Das Bundesministerium für Ernährung, Landwirtschaft und Verbraucherschutz hat in Abstimmung mit den Bundesländern und im Dialog mit der EU-Kommission (KOM) einen nationalen Strategieplan (NSP) erarbeitet. Die Einzelheiten der Förderung enthält das operationelle Programm (OP), das unter Beteiligung der regionalen und lokalen Partner (Behörden, Wirtschafts- und Sozialpartner, Partner des Umweltbereichs, Nichtregierungsorganisationen u. a.) entwickelt wurde und das die auf der Basis des nationalen Strategieplans festgelegten Prioritätsachsen (Schwerpunkte) und die damit zusammen hängenden Maßnahmen und spezifischen Ziele beschreibt. Für den Fischereisektor sieht die KOM pro Mitgliedstaat nur ein und damit alle Bundesländer umfassendes OP vor. Der dazu gehörige Finanzplan ist nach Bundesländern des Konvergenz- und des Nicht-Konvergenzgebietes gegliedert.

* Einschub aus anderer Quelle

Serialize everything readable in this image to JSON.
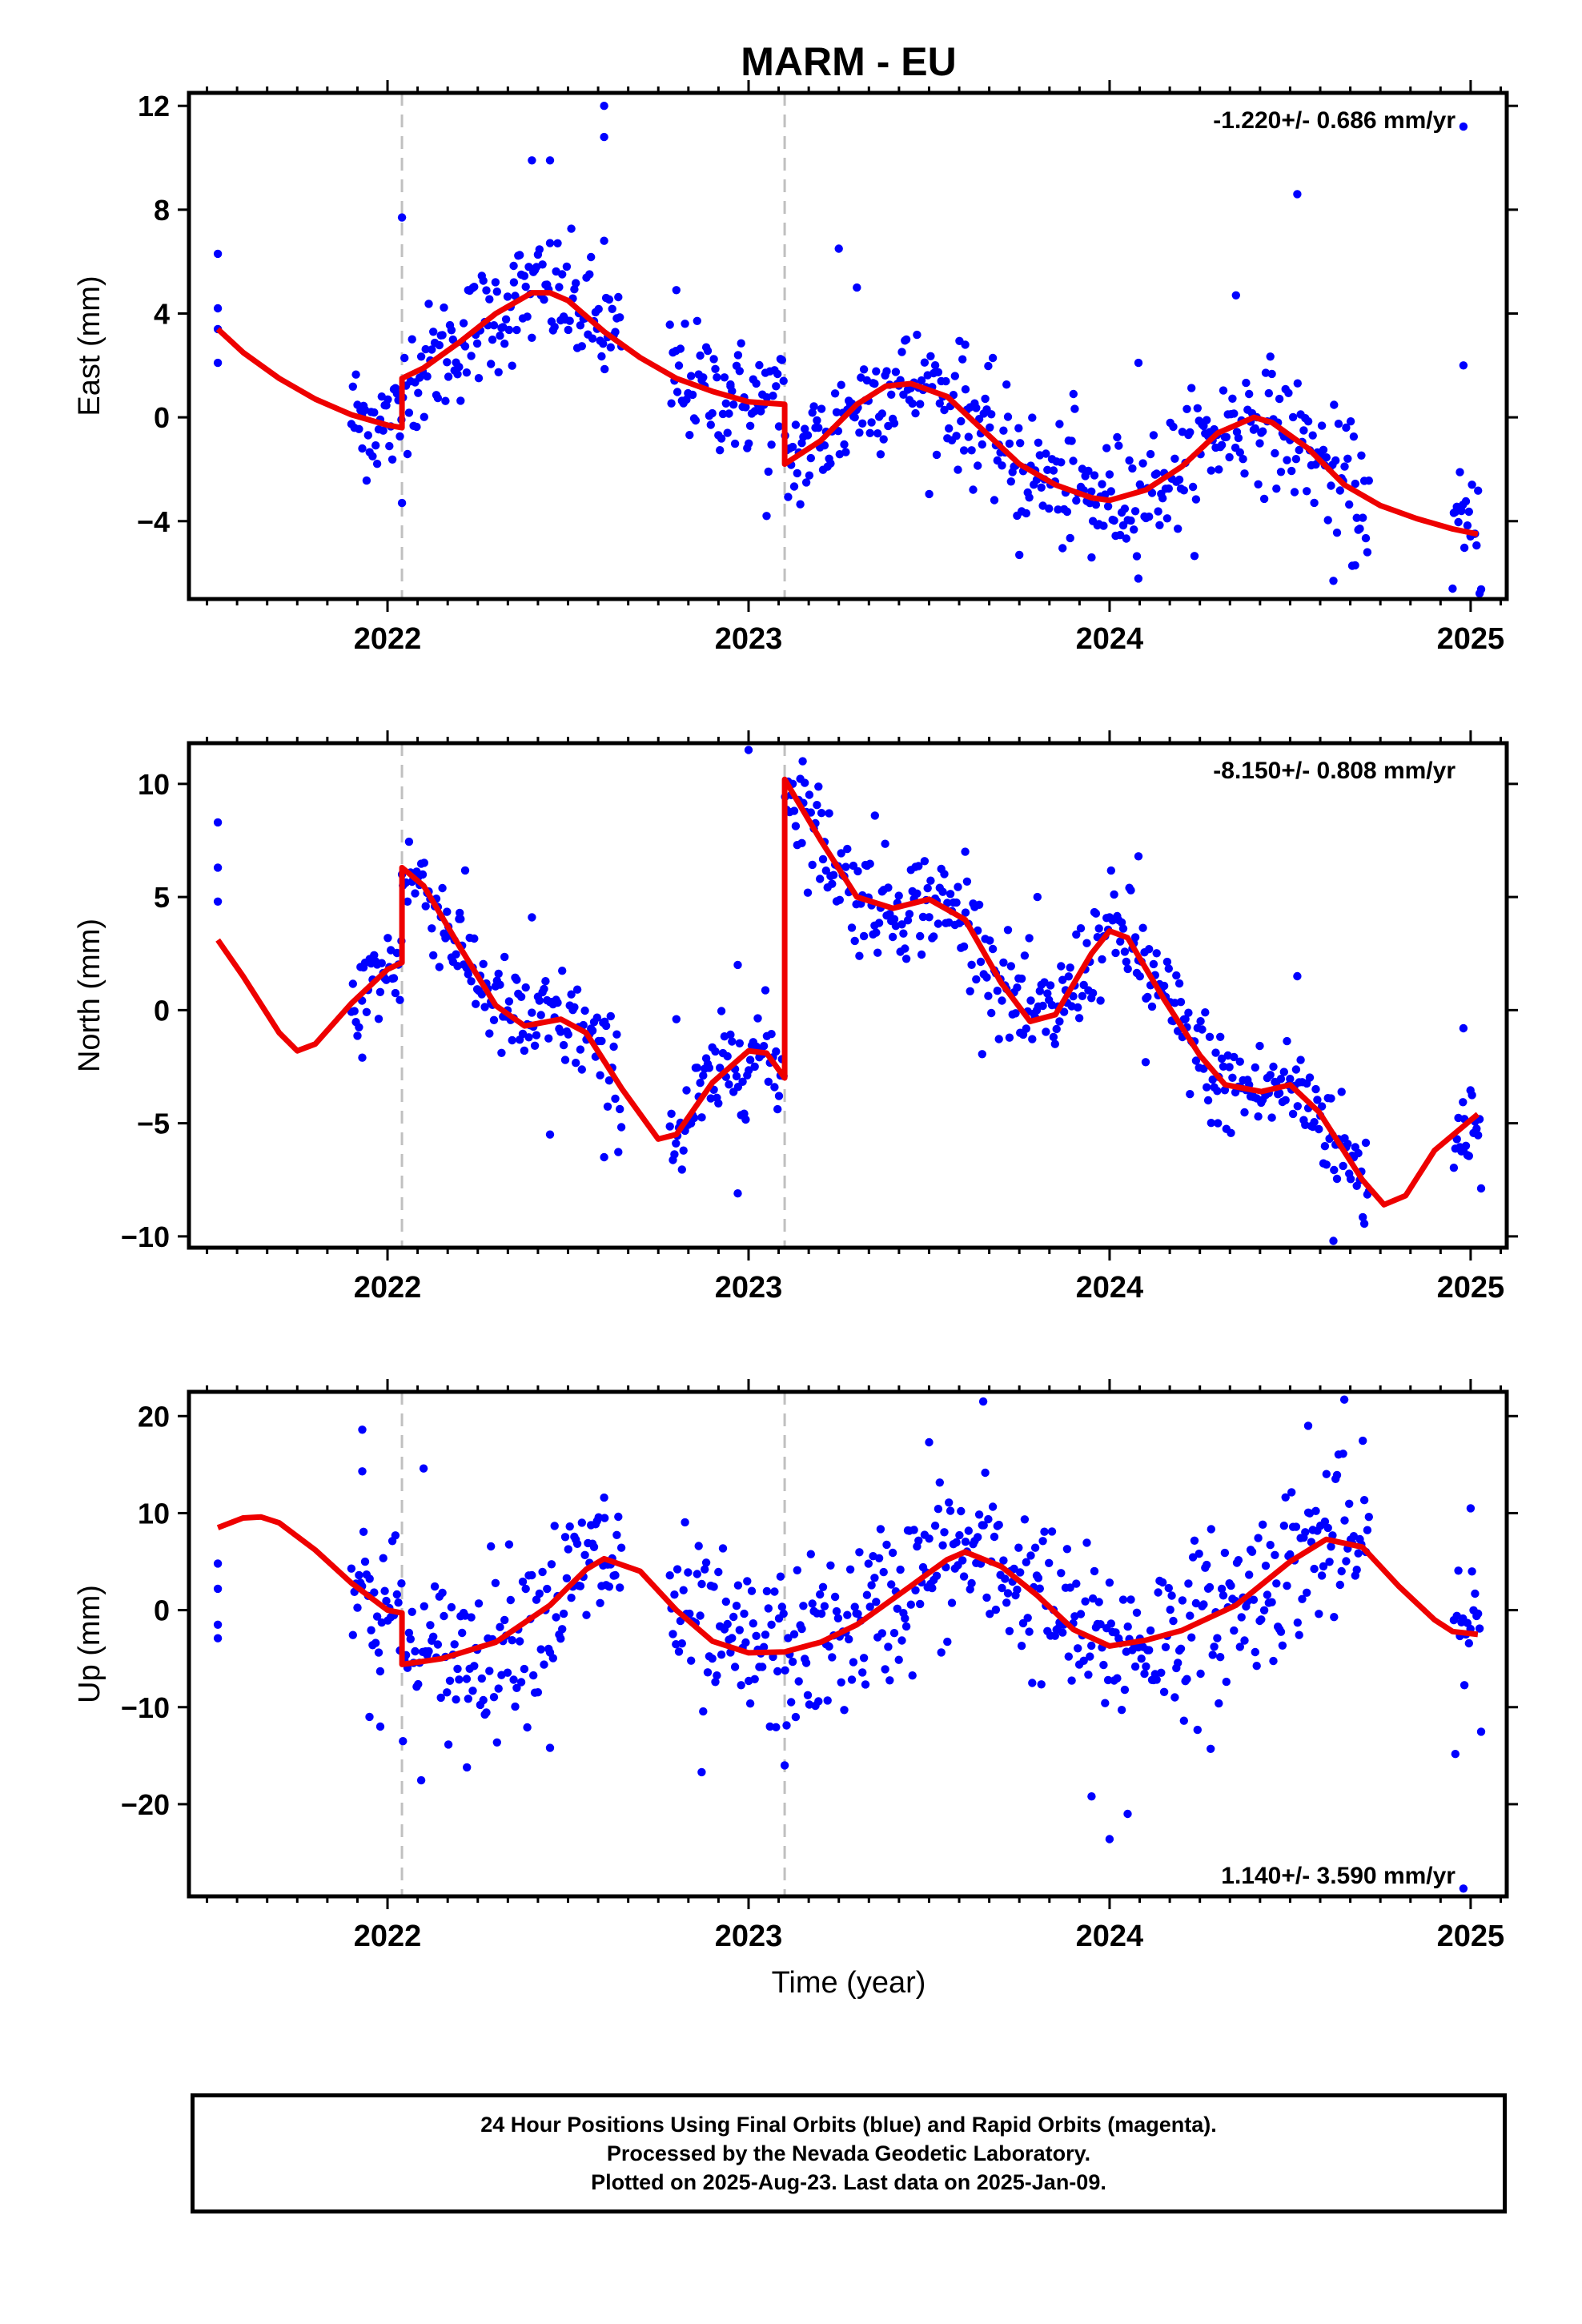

Der finanzielle Beteiligungssatz des Fonds und der Mitgliedstaaten an einzelnen Operationen richtet sich nach der regionalen Einstufung (Ziel-Regionen "Konvergenz", Ziel-Regionen außerhalb "Konvergenz" oder Regionen der äußersten Randlage). SH findet sich als "Region außerhalb des Konvergenzziels" mit den niedrigsten Beteiligungssätzen wieder. Die neuen Bundesländer, einschließlich der Region um Lüneburg, zählen zu den Konvergenz-Gebieten.
Struktur des Operationellen Programms EFF 2007 - 2013 Bundesrepublik Deutschland
Die Struktur ist durch die Durchführungsverordnung zur EFF-VO vorgegeben und gliedert sich wie folgt:
- Titel des operationellen Programms
- Geographische Abgrenzung, Konvergenz- und Nichtkonvergenz-Regionen
- Analyse der einzelnen Subsektoren mit Stärken und Schwächen
- Strategie auf Ebene des operationellen Programms
- Zusammenfassung der Ex-ante-Bewertung
- Beschreibung der einzelnen Prioritätsachsen und der einzelnen Maßnahmen des Programms, Bewertung der Kohärenz der Prioritätsachsen im Hinblick auf den Nationalen Strategieplan, die Leitlinien für das operationellen Programm und die Ergebnisse der Ex-ante-Evaluierung
- Beschreibung der Ausgangssituation, der spezifischen Ziele der Prioritätsachsen und der wichtigsten Maßnahmen
- Angaben zur Abgrenzung von ähnlichen Tätigkeiten, die aus anderen Fonds finanziert werden
- Finanzbestimmungen
- Durchführungsbestimmungen mit Benennung der zuständigen Stellen in der Bundesrepublik Deutschland
- Begleit- und Bewertungssystem, Zusammensetzung des Begleitausschusses
- Wirtschafts- und Sozialpartner, Zusammenarbeit mit Partnern der öffentlichen Hand
- Information und Publizität
- Übergangsvorschriften
Das operationelle Programm 2007 - 2013 ist der EU-Kommission im September 2007 zur Genehmigung vorgelegt worden. Der derzeitige Programmentwurf kann mit den im Anhang zur Verfügung gestellten pdf-Dokumenten herunter geladen werden.
Downloads
Richtlinien für die Gewährung von Zuwendungen zur Förderung der Kutter- und Küstenfischerei in Schleswig-Holstein (PDF, 99 KB, Datei ist nicht barrierefrei)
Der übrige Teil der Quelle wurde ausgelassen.